Peristiwa pemberontakan Andi Aziz terjadi pada 5 April 1950). Pemberontakan diawali dari tuntutan Kapten Andi Aziz dan pasukannya agar hanya mereka yang dijadikan pasukan keamanan yang mengamankan situasi di Makasar yang pada saat itu sering terjadi bentrokan antara kelompok propersatuan dan pro-negara federal. Tuntutan tersebut tidak dipenuhi, yang kemudian memicu ketidakpuasan pasukan Andi Aziz. Pasukan Andi Aziz menyerah dan ditangkap oleh pasukan militer yang dipimpin oleh Kolonel A.E. Kawilarang.

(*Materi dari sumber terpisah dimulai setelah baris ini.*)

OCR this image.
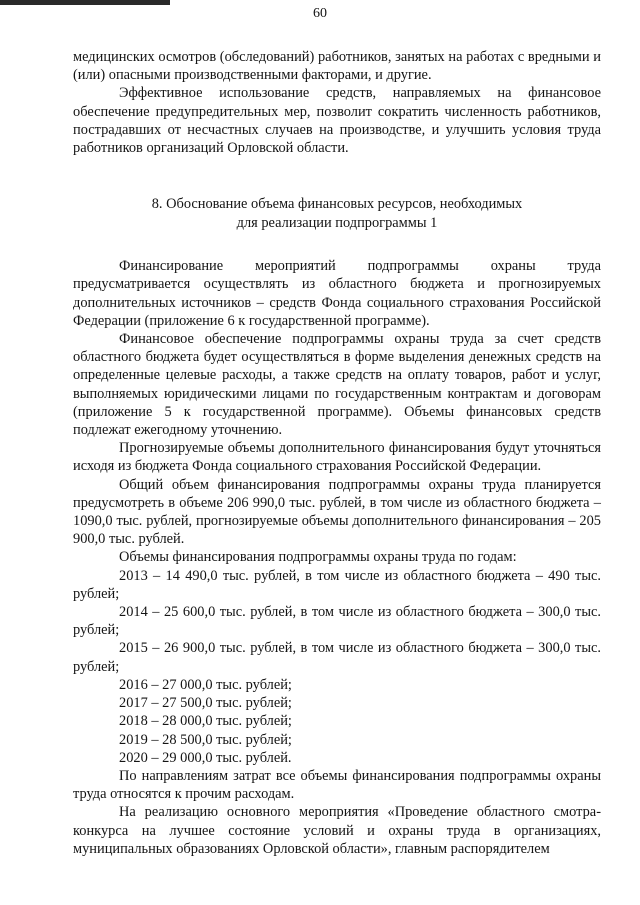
60

медицинских осмотров (обследований) работников, занятых на работах с вредными и (или) опасными производственными факторами, и другие.

Эффективное использование средств, направляемых на финансовое обеспечение предупредительных мер, позволит сократить численность работников, пострадавших от несчастных случаев на производстве, и улучшить условия труда работников организаций Орловской области.

8. Обоснование объема финансовых ресурсов, необходимых

для реализации подпрограммы 1

Финансирование мероприятий подпрограммы охраны труда предусматривается осуществлять из областного бюджета и прогнозируемых дополнительных источников – средств Фонда социального страхования Российской Федерации (приложение 6 к государственной программе).

Финансовое обеспечение подпрограммы охраны труда за счет средств областного бюджета будет осуществляться в форме выделения денежных средств на определенные целевые расходы, а также средств на оплату товаров, работ и услуг, выполняемых юридическими лицами по государственным контрактам и договорам (приложение 5 к государственной программе). Объемы финансовых средств подлежат ежегодному уточнению.

Прогнозируемые объемы дополнительного финансирования будут уточняться исходя из бюджета Фонда социального страхования Российской Федерации.

Общий объем финансирования подпрограммы охраны труда планируется предусмотреть в объеме 206 990,0 тыс. рублей, в том числе из областного бюджета – 1090,0 тыс. рублей, прогнозируемые объемы дополнительного финансирования – 205 900,0 тыс. рублей.

Объемы финансирования подпрограммы охраны труда по годам:

2013 – 14 490,0 тыс. рублей, в том числе из областного бюджета – 490 тыс. рублей;

2014 – 25 600,0 тыс. рублей, в том числе из областного бюджета – 300,0 тыс. рублей;

2015 – 26 900,0 тыс. рублей, в том числе из областного бюджета – 300,0 тыс. рублей;

2016 – 27 000,0 тыс. рублей;

2017 – 27 500,0 тыс. рублей;

2018 – 28 000,0 тыс. рублей;

2019 – 28 500,0 тыс. рублей;

2020 – 29 000,0 тыс. рублей.

По направлениям затрат все объемы финансирования подпрограммы охраны труда относятся к прочим расходам.

На реализацию основного мероприятия «Проведение областного смотра-конкурса на лучшее состояние условий и охраны труда в организациях, муниципальных образованиях Орловской области», главным распорядителем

Pemberontakan PRRI dan Permesta

Pemberontakan ini terjadi di Sumatra dan Sulawesi. Penyebabnya adalah hubungan yang kurang harmonis antara pemerintah pusat dengan pemerintah daerah karena jatah keuangan yang diberikan tidak sesuai anggaran yang diusulkan. Hal tersebut menyebabkan ketidakpercayaan terhadap pemerintah pusat.

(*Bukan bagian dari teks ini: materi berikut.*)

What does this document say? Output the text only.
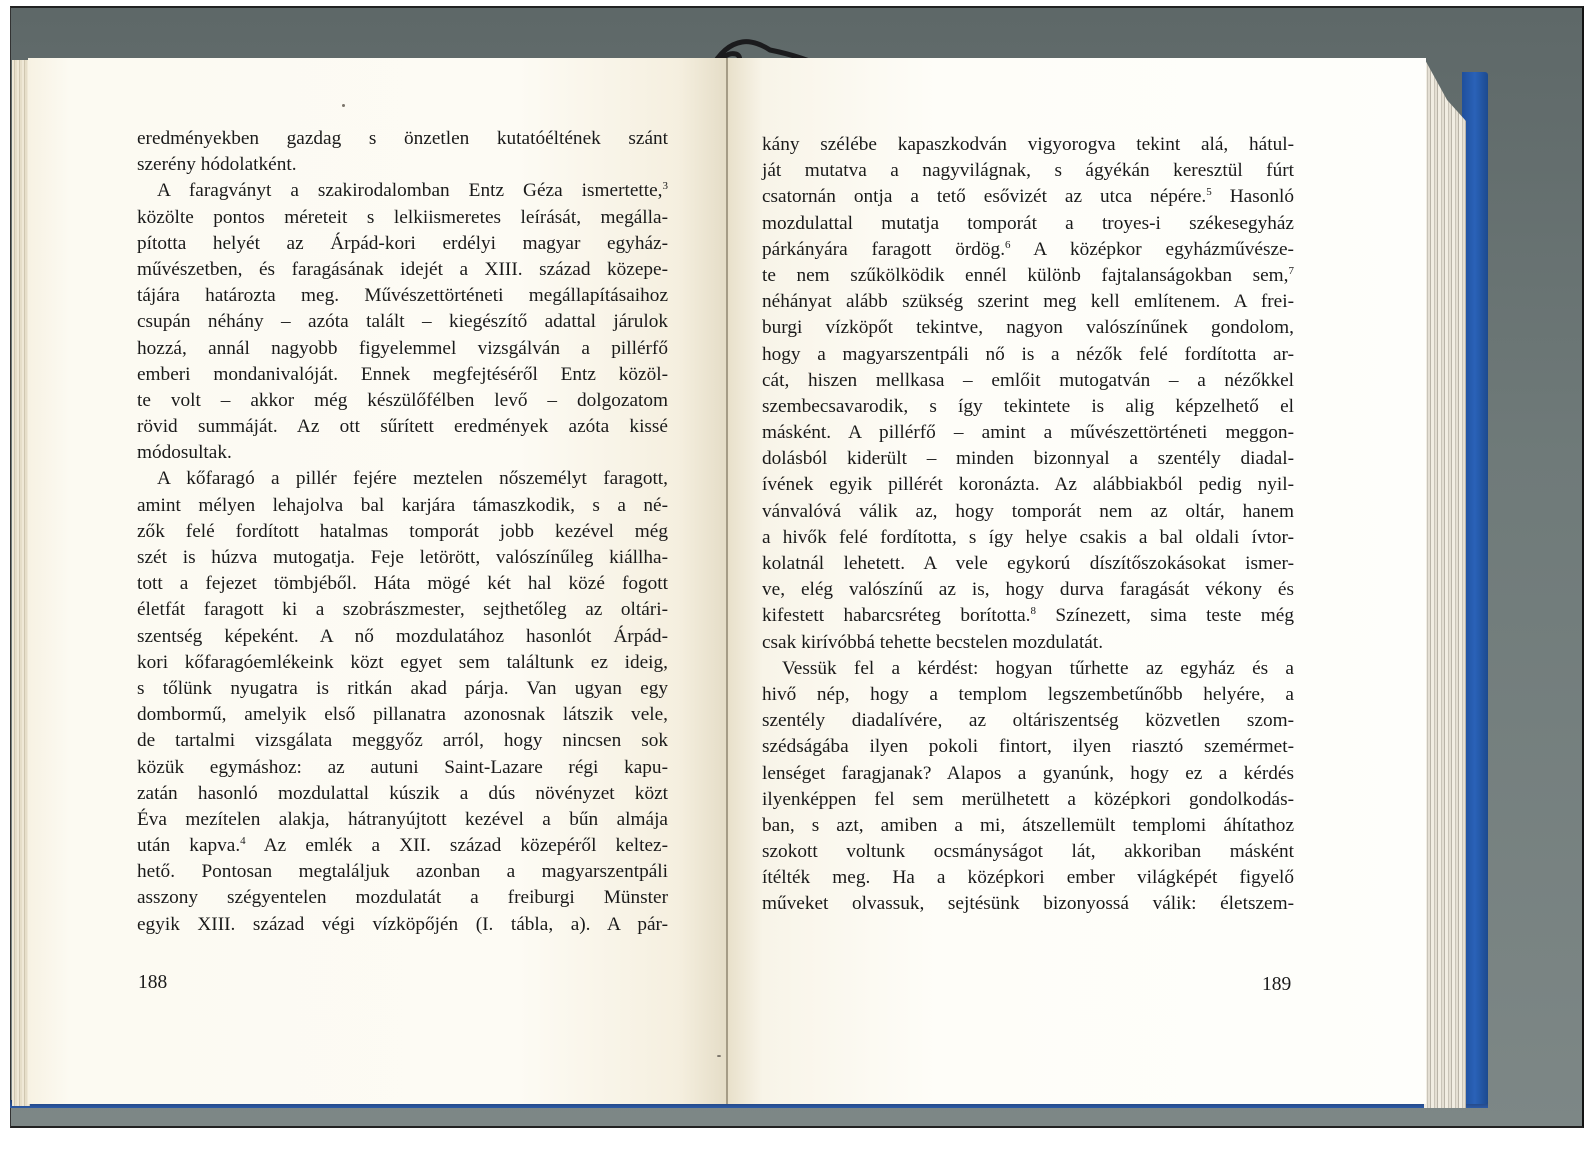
eredményekben gazdag s önzetlen kutatóéltének szánt
szerény hódolatként.
A faragványt a szakirodalomban Entz Géza ismertette,$^3$
közölte pontos méreteit s lelkiismeretes leírását, megálla-
pította helyét az Árpád-kori erdélyi magyar egyház-
művészetben, és faragásának idejét a XIII. század közepe-
tájára határozta meg. Művészettörténeti megállapításaihoz
csupán néhány – azóta talált – kiegészítő adattal járulok
hozzá, annál nagyobb figyelemmel vizsgálván a pillérfő
emberi mondanivalóját. Ennek megfejtéséről Entz közöl-
te volt – akkor még készülőfélben levő – dolgozatom
rövid summáját. Az ott sűrített eredmények azóta kissé
módosultak.
A kőfaragó a pillér fejére meztelen nőszemélyt faragott,
amint mélyen lehajolva bal karjára támaszkodik, s a né-
zők felé fordított hatalmas tomporát jobb kezével még
szét is húzva mutogatja. Feje letörött, valószínűleg kiállha-
tott a fejezet tömbjéből. Háta mögé két hal közé fogott
életfát faragott ki a szobrászmester, sejthetőleg az oltári-
szentség képeként. A nő mozdulatához hasonlót Árpád-
kori kőfaragóemlékeink közt egyet sem találtunk ez ideig,
s tőlünk nyugatra is ritkán akad párja. Van ugyan egy
dombormű, amelyik első pillanatra azonosnak látszik vele,
de tartalmi vizsgálata meggyőz arról, hogy nincsen sok
közük egymáshoz: az autuni Saint-Lazare régi kapu-
zatán hasonló mozdulattal kúszik a dús növényzet közt
Éva mezítelen alakja, hátranyújtott kezével a bűn almája
után kapva.$^4$ Az emlék a XII. század közepéről keltez-
hető. Pontosan megtaláljuk azonban a magyarszentpáli
asszony szégyentelen mozdulatát a freiburgi Münster
egyik XIII. század végi vízköpőjén (I. tábla, a). A pár-
kány szélébe kapaszkodván vigyorogva tekint alá, hátul-
ját mutatva a nagyvilágnak, s ágyékán keresztül fúrt
csatornán ontja a tető esővizét az utca népére.$^5$ Hasonló
mozdulattal mutatja tomporát a troyes-i székesegyház
párkányára faragott ördög.$^6$ A középkor egyházművésze-
te nem szűkölködik ennél különb fajtalanságokban sem,$^7$
néhányat alább szükség szerint meg kell említenem. A frei-
burgi vízköpőt tekintve, nagyon valószínűnek gondolom,
hogy a magyarszentpáli nő is a nézők felé fordította ar-
cát, hiszen mellkasa – emlőit mutogatván – a nézőkkel
szembecsavarodik, s így tekintete is alig képzelhető el
másként. A pillérfő – amint a művészettörténeti meggon-
dolásból kiderült – minden bizonnyal a szentély diadal-
ívének egyik pillérét koronázta. Az alábbiakból pedig nyil-
vánvalóvá válik az, hogy tomporát nem az oltár, hanem
a hivők felé fordította, s így helye csakis a bal oldali ívtor-
kolatnál lehetett. A vele egykorú díszítőszokásokat ismer-
ve, elég valószínű az is, hogy durva faragását vékony és
kifestett habarcsréteg borította.$^8$ Színezett, sima teste még
csak kirívóbbá tehette becstelen mozdulatát.
Vessük fel a kérdést: hogyan tűrhette az egyház és a
hivő nép, hogy a templom legszembetűnőbb helyére, a
szentély diadalívére, az oltáriszentség közvetlen szom-
szédságába ilyen pokoli fintort, ilyen riasztó szemérmet-
lenséget faragjanak? Alapos a gyanúnk, hogy ez a kérdés
ilyenképpen fel sem merülhetett a középkori gondolkodás-
ban, s azt, amiben a mi, átszellemült templomi áhítathoz
szokott voltunk ocsmányságot lát, akkoriban másként
ítélték meg. Ha a középkori ember világképét figyelő
műveket olvassuk, sejtésünk bizonyossá válik: életszem-
188	189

Selanjutnya dibentuklah gerakan dewan, yaitu:

  • Dewan Banteng di Sumatera Barat dipimpin oleh Letkol Ahmad Husein
  • Dewan Gajah di Sumatera Utara dipimpin oleh Letkol Simbolon
  • Dewan Garuda di Sumatera Selatan dipimpin oleh Letkol Barlian
  • Dewan Manguhi di Sulawesi Utara dipimpin oleh Letkol Ventje Sumual

Puncaknya pada tanggl 10 Februari 1958, Ketua Dewan Banteng mengeluarkan ultimatum kepada pemerintah pusat yang isinya Kabinet Djuanda harus mengundurkan diri dalam waktu 5×24 jam. Pemerintah kemudian memberhentikan Letkol Ahmad Husein secara tidak hormat. Kemudian pada 15 Februari 1958, Letkol Ahmad Husein mengumumkan berdirinya PRRI dan diikuti dengan pengumuman Permesta pada 17 februari 1958 di Sulawesi. Pemberontakan ini ditumpas oleh operasi militer dan pada 29 Mei 1961, Ahmad Husein dan tokoh PRRI lainnya menyerah.